Praktische Fertigkeiten
Auch in der Pflegehilfeausbildung möchten wir unseren Schülern ermöglichen, ein Praktikum in den oben angeführten Praktikumseinrichtungen selbst zu wählen.

Diese Flexibilität bietet den SchülerInnen die Möglichkeit Einrichtungen kennen zu lernen, die sie interessieren oder an denen sie später vielleicht einmal arbeiten möchten. Ganz allgemein dienen sie der Horizonterweiterung und dem Kennen lernen unterschiedlicher Pflegesysteme und -methoden.

Jede/r SchülerIn erhält während ihrer Ausbildung mindestens 8 Stunden angeleitetes Praktikum. Darunter ist eine, meist als Einzelunterricht durchgeführte, praktische Unterweisung an einem oder mehreren Patienten/Bewohnern zu verstehen. Diese Praktika werden von einem/einer LehrerIn der Gesundheits- und Krankenpflege angeleitet bzw. beaufsichtigt.

Persönlichkeitsbildung

Persönlichkeitsbildung
Der Beruf der Pflegehilfe erfordert die Fähigkeit, in vielen Formen Beziehung mit Patienten/Heimbewohnern aufnehmen zu können, Sorgen und Ängste einfühlsam zu verstehen, Sterbende begleiten zu können, Krisensituationen zu bewältigen, u.v.m.

So unterstützen wir in Seminaren, Workshops und Supervisionen die Entwicklung der Persönlichkeit in Richtung Autonomie, Selbstverantwortung, Empathie- und Beziehungsfähigkeit, Patientenbezogenheit sowie Konflikt- und Kritikfähigkeit.

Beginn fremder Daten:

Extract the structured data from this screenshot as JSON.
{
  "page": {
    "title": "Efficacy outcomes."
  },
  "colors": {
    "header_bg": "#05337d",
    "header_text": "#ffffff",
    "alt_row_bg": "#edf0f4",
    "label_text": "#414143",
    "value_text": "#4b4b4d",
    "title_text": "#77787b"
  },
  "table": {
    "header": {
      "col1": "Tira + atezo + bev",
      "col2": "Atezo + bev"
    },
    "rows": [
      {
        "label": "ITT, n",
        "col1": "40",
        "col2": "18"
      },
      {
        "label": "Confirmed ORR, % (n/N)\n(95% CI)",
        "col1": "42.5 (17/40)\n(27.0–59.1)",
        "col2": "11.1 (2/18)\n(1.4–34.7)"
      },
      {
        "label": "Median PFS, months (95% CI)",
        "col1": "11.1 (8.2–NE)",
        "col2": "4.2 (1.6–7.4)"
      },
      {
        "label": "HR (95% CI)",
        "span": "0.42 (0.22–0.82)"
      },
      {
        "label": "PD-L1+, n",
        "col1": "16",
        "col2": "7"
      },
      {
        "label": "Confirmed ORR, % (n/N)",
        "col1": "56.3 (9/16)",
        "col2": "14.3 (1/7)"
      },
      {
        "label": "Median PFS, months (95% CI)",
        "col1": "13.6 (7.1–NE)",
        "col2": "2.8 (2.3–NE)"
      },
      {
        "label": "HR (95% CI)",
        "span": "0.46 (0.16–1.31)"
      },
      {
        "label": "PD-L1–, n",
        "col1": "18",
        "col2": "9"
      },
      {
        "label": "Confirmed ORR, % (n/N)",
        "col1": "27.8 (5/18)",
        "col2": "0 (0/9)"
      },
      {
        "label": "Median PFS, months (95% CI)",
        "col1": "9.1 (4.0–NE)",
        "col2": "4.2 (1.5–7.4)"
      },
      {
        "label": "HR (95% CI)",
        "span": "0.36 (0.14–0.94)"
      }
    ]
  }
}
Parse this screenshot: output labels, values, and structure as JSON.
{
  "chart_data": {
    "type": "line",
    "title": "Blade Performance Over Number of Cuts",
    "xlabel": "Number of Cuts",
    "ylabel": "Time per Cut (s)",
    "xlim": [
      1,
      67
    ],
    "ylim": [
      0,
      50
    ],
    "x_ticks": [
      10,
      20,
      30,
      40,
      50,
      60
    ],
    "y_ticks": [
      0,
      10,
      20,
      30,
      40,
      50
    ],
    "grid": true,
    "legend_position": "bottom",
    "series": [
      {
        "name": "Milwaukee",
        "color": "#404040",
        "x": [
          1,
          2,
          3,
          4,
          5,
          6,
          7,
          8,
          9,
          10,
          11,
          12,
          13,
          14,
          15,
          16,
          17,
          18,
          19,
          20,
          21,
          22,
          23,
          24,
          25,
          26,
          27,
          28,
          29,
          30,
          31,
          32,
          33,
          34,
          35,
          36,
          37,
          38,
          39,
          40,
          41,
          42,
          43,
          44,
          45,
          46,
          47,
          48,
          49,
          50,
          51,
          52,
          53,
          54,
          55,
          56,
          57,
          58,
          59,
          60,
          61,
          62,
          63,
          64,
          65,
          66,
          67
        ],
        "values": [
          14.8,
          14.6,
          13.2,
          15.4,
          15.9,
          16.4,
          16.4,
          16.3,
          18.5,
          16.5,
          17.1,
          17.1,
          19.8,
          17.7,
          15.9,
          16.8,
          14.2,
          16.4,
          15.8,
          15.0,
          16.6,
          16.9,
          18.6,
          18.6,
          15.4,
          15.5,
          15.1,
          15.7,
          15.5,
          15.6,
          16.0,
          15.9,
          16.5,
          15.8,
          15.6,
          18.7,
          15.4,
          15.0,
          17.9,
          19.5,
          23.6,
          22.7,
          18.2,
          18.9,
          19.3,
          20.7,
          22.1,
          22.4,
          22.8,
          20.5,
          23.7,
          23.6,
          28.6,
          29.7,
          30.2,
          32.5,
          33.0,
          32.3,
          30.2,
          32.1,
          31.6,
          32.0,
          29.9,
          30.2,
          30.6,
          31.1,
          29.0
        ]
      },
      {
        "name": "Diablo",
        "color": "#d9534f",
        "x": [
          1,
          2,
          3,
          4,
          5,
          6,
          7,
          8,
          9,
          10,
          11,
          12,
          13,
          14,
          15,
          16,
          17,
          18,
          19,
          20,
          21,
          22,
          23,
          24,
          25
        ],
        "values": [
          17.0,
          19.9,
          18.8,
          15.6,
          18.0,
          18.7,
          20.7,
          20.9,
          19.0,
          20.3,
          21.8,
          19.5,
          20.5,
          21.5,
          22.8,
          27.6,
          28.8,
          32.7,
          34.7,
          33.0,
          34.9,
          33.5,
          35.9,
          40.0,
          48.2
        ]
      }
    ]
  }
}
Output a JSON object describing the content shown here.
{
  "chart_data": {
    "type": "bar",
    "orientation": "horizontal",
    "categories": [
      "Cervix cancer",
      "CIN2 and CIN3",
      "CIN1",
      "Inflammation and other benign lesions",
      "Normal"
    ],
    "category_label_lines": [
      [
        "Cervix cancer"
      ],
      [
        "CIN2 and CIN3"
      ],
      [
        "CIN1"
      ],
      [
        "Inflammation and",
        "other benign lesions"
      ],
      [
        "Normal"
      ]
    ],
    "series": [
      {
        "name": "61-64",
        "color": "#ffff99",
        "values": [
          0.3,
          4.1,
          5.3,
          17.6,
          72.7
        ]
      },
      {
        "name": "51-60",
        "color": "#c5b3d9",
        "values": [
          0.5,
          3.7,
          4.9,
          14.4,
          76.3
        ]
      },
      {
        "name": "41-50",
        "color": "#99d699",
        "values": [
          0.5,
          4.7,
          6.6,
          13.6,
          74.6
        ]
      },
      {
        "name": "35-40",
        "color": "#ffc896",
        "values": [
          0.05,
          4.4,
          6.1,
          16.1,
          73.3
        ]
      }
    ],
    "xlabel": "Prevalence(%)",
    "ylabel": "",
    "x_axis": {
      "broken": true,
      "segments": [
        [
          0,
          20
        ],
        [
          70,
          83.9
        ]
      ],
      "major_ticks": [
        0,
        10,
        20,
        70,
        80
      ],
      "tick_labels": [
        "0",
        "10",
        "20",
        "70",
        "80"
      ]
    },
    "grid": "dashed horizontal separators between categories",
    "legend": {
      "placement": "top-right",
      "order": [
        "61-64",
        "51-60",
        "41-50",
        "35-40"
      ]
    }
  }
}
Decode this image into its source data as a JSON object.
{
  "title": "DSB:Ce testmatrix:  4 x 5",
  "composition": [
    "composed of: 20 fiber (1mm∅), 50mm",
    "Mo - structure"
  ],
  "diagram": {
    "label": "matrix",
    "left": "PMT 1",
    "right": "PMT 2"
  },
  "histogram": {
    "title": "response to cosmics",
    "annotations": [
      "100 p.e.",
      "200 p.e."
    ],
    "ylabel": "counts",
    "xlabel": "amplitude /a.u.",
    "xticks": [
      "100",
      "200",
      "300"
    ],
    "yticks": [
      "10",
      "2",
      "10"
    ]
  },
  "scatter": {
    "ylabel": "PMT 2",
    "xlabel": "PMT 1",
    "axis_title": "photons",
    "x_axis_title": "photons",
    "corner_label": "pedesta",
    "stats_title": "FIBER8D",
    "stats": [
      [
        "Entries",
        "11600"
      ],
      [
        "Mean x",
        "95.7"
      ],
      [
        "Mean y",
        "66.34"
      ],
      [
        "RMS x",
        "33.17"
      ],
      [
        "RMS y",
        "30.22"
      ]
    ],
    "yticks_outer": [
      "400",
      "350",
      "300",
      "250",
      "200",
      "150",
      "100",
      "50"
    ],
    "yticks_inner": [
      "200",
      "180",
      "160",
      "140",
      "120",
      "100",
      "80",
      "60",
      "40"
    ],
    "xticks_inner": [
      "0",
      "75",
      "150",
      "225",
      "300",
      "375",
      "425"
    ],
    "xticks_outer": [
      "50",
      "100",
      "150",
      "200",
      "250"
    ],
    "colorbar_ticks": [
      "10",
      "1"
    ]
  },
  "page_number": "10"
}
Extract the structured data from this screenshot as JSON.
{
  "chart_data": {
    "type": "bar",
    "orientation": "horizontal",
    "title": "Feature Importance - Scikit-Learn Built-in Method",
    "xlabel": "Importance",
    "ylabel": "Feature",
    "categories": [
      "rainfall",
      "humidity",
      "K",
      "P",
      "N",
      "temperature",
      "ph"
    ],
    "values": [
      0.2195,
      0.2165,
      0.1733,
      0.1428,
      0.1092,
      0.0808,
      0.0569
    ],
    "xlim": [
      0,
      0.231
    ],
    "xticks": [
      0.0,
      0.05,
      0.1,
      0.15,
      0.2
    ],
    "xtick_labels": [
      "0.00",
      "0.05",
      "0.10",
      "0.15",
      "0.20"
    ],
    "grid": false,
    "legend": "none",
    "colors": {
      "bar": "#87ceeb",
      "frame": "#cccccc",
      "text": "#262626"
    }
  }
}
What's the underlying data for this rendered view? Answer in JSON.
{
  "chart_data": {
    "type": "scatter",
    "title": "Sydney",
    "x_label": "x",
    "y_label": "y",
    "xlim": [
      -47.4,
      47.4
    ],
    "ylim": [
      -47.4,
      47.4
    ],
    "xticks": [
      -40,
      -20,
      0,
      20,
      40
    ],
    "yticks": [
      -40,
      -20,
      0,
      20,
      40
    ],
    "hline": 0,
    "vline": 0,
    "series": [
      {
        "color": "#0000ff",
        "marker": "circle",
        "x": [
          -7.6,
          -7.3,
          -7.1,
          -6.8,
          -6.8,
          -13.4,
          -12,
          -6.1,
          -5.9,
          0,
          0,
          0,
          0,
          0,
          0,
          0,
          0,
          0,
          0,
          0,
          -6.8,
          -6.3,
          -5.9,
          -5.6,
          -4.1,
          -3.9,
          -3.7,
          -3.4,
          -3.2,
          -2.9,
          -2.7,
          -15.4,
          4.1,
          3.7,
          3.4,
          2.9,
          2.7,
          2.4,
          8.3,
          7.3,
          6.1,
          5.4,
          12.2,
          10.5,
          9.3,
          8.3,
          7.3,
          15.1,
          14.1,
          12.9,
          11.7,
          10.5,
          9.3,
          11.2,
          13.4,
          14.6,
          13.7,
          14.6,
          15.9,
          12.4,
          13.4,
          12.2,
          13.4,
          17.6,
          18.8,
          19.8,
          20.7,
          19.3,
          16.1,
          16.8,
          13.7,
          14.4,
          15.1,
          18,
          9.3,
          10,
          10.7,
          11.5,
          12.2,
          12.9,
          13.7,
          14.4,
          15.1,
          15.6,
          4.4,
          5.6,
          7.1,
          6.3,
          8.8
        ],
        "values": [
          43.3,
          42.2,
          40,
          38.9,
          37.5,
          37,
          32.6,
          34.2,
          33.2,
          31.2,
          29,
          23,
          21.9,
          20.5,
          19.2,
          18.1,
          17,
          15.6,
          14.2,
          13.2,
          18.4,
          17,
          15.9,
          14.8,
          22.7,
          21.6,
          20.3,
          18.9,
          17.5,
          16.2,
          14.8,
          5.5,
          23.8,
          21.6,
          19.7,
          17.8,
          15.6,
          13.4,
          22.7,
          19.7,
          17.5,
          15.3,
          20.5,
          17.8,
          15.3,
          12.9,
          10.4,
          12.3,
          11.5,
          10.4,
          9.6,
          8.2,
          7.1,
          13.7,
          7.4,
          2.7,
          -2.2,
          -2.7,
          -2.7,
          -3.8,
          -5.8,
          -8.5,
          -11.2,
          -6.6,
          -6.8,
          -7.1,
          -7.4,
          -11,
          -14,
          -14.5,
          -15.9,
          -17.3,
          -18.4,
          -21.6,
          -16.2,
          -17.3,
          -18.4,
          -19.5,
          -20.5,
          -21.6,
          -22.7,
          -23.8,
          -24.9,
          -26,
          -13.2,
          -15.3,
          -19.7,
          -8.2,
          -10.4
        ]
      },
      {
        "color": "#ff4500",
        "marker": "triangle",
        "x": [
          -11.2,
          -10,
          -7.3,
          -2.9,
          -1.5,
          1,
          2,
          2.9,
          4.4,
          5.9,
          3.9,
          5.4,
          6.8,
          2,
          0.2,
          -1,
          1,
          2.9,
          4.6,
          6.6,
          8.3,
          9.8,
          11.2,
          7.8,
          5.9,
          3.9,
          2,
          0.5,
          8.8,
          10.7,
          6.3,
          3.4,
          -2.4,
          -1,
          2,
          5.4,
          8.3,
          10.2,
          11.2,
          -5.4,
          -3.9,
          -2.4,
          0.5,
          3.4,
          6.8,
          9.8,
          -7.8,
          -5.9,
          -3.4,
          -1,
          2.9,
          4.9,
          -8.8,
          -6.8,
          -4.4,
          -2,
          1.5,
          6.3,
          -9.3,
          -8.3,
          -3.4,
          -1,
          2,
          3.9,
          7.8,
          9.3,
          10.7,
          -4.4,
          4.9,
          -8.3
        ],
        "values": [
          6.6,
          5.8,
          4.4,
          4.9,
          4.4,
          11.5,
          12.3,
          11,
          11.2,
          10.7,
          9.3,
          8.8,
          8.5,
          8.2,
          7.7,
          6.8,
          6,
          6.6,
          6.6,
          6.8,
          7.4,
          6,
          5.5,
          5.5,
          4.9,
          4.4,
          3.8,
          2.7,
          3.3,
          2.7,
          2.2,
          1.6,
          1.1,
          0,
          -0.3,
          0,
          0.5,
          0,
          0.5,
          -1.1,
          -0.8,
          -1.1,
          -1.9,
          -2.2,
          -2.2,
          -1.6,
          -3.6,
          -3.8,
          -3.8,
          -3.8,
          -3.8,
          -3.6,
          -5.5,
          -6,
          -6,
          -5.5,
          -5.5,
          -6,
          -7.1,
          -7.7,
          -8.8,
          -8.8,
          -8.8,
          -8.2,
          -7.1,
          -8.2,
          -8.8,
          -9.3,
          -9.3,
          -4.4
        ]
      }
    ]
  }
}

Wir versuchen, diese Werte auch im Schulalltag erlebbar zu machen. Dies bedeutet z.B.
Hand
  • Schülerzentriertheit: Einbeziehung der SchülerInnen in die Entscheidungsprozesse der Schule
  • Krank und schwach dürfen nicht nur PatientInnen, sondern auch SchülerInnen/LehrerInnen sein
  • Familiäre Atmosphäre
  • Individuelle Förderangebote

Zielgruppen

Zielgruppen
Personen mit Interesse an einer Pflegeausbildung und anschließender Berufstätigkeit, Mitarbeiterinnen und Mitarbeiter in sozialen Einrichtungen ohne pflegerische Grundausbildung, Berufsumsteigerinnen und Berufsumsteiger, Berufswiedereinsteigerinnen und -wiedereinsteiger (z.B. Frauen nach der „Kinderpause“).

Unterrichtsgegenstände

Gesundheits- und Krankenpflege Ernährung, Kranken- und Diätkost
Pflege von alten Menschen Grundzüge der Somatologie und Pathologie
Berufe und Einrichtungen im Gesundheits- und Sozialwesen einschließlich Betriebsführung Naturwissenschaftliche Inhalte
Kommunikation und Konfliktbewältigung Berufsspezifische Rechtsgrundlagen
Grundzüge der Rehabilitation und Mobilisation Psychologie, Soziologie und Sozialhygiene
Hauskrankenpflege Hygiene und Infektionslehre
Palliativpflege Erste Hilfe
Berufsethik und Berufskunde Grundzüge der Pharmakologie

Ablauf der Ausbildung

Theorie 11 Wochen 01.04.2010 – 09.07.2010
Urlaub 4 Wochen 12.07.2010 – 06.08.2010
Alternativ Praktikum 4 Wochen 12.07.2010 – 06.08.2010
Urlaub 4 Wochen 09.08.2010 – 03.09.2010
Alternativ Praktikum 4 Wochen 09.08.2010 – 03.09.2010
Praktikum 4 Wochen 06.09.2010 – 08.10.2010
Theorie 8 Wochen 11.10.2010 – 06.12.2010
Praktikum 13 Wochen 08.12.2010 – 04.03.2011
Urlaub 2 Wochen 07.03.2011 -  18.03.2011
Prüfungen/Urlaub 2 Wochen 21.03.2011 – 31.03.2011

Der Ausbildungsbeginn des 2. Kurses ist derzeit noch offen, jedoch frühestens 2012

Ferien

Ferien

6 Wochen

Ausbildungsvergütung

Dagobert
Es gibt für die Ausbildung in der Pflegehilfe keine Ausbildungsvergütung, es fallen jedoch auch keine Ausbildungskosten an (ausgenommen Lehrmittel).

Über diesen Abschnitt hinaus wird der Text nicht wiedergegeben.